Voelkl recently published a prior study in the journal PNAS which indicated that the hermit ibis flies in a V in order to surf on one another’s air currents through precisely synchronized wing beats, Los Angeles Times indicated in a report published last month.

In regards to the question of why birds fly in a V, an evolutionary biologist at Rutgers University who was not involved in the study, Robert Trivers, said that he’s “been waiting for 40 years for someone to solve this problem,” LA Times reported.

I’ve been waiting for 40 years for someone to solve this problem […] V-formations are very, very obvious. They cannot be accidental and they cannot be trivial, because the birds do them. They do them all the time.

The toughest job in the endangered bird’s migration is taking the lead, as the lead bird does not receive assistance from any of the other birds in the fleet. In order to find out how the birds decide just who takes the toughest spot in the group, scientists worked with Austrian-based conservation group Waldrappteam to equip a flock of 14 young ibises with data-gathering precision GPS monitors to track where they were in relation to other birds.

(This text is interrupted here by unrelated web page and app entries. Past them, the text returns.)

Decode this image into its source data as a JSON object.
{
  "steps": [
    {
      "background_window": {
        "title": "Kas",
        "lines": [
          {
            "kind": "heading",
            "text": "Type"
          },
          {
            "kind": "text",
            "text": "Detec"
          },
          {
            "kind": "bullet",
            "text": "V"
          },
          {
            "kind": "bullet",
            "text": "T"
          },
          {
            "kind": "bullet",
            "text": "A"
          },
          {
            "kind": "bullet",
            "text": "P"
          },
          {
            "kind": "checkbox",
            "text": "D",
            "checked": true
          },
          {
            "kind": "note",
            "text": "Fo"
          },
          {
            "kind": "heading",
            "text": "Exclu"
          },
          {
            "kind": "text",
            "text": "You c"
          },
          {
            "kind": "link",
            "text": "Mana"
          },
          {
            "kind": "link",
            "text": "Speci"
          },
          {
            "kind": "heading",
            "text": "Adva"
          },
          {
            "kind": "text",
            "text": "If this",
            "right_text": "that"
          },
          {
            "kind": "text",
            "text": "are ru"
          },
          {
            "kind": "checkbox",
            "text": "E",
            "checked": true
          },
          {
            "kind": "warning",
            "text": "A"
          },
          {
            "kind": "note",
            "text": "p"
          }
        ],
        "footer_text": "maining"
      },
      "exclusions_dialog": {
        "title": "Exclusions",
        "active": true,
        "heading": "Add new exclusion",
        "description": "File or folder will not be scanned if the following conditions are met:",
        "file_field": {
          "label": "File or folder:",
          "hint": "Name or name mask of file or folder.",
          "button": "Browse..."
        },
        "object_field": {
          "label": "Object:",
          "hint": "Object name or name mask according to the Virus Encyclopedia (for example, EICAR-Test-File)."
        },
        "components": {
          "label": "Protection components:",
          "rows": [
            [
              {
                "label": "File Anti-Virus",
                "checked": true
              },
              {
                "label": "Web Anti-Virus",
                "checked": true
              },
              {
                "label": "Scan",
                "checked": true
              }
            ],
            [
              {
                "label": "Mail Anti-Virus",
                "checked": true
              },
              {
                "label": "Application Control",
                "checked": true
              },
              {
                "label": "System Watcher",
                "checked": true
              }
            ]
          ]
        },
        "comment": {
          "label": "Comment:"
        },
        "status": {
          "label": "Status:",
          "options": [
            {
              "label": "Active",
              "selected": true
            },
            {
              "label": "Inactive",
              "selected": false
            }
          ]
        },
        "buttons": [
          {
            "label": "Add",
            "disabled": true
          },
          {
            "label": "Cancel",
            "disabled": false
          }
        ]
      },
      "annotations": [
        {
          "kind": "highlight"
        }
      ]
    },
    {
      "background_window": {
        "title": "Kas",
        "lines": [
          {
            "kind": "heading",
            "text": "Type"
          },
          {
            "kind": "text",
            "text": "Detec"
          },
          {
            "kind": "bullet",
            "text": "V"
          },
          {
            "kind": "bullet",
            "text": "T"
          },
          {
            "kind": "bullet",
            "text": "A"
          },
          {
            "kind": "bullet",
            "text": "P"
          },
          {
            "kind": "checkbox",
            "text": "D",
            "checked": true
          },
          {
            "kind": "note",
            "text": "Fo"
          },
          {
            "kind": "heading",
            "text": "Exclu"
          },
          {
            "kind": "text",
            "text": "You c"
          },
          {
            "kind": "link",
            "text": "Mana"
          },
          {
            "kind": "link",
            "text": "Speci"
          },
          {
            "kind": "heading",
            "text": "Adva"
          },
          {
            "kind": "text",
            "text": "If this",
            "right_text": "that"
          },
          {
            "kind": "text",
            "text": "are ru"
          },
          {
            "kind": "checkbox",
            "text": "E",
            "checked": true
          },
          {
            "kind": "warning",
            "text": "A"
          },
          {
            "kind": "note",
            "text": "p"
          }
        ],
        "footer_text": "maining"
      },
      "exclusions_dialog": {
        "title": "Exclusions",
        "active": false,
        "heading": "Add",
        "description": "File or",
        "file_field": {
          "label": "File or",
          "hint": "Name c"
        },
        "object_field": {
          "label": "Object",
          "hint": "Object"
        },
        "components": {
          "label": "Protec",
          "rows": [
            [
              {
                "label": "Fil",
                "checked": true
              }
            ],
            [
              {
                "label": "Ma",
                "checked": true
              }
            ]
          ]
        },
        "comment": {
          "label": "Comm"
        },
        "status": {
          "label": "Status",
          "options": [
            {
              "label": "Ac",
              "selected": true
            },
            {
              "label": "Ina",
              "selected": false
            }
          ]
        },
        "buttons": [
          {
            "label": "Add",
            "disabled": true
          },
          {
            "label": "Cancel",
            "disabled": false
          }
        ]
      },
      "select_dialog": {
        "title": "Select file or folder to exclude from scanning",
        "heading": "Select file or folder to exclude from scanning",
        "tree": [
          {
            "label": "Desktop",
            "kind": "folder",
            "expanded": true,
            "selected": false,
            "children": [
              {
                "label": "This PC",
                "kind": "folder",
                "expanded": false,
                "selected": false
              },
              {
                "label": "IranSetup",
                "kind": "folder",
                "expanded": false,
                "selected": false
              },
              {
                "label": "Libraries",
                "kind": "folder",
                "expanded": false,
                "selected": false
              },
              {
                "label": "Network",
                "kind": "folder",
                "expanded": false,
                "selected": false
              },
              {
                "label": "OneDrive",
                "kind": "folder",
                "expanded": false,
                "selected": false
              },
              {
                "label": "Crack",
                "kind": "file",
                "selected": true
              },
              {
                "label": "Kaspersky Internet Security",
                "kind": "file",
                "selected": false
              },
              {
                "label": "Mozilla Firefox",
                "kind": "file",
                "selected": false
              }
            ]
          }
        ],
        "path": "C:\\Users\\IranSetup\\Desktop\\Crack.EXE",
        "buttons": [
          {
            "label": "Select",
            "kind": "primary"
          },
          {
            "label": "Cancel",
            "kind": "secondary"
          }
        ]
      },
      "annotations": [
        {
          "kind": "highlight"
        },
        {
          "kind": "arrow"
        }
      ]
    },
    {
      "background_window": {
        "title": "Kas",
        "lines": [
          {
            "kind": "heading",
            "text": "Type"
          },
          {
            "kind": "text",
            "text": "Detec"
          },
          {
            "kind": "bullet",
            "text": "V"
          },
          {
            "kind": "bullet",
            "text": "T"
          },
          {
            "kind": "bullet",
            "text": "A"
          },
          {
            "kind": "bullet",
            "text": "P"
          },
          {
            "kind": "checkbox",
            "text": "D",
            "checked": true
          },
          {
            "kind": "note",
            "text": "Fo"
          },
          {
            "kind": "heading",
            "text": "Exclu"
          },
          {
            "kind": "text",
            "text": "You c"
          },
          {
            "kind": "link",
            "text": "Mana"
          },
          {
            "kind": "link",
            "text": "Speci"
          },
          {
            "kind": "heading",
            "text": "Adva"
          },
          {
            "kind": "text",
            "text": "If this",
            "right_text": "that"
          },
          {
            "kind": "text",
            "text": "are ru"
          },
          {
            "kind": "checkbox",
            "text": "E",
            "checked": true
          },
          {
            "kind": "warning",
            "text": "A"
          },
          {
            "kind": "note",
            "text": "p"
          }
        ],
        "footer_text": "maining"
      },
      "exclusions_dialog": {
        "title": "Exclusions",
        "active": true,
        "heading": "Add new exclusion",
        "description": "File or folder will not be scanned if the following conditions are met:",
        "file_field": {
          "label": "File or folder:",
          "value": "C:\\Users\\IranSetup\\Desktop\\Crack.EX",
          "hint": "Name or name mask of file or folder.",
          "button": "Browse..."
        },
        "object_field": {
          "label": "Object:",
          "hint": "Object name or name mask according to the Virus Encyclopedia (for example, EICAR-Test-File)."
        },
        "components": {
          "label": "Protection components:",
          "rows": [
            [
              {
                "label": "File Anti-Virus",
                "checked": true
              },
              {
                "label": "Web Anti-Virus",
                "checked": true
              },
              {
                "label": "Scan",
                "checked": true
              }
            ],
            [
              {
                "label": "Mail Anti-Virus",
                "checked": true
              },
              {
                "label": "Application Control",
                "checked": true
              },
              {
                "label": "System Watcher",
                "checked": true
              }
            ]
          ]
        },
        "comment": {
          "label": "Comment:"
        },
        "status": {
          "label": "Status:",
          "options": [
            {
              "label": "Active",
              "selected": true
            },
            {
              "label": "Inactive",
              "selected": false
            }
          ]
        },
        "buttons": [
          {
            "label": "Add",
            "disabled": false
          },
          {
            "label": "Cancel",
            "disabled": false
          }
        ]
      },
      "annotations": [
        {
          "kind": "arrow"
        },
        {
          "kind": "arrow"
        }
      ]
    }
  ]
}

Not a single bird took the spot at the head of the formation for an extended period of time, instead switching with one of the next birds in the formation after as little as just a few seconds; typically, the lead bird holds the position for less than a minute.

Voelkl indicated that during a one-hour flight, each bird would execute a pair-switch with its closest neighbor an average of 57 times and on a typical flight, which might last around three to eight hours, each bird would perform hundreds of transitions. The transitions take roughly a second to perform.

When it comes to leading the flying V, the LA Times quoted Voelkl as having said that “all of the birds (Geronticus eremtia) contribute almost equally” and that this discovery came as a surprise.

All the birds contribute almost equally to the investment in leading the flock […] This was surprising to us.

Are you surprised to learn why researchers believe the endangered northern ibises fly in a V-formation and take turns at the vertex of the flying V?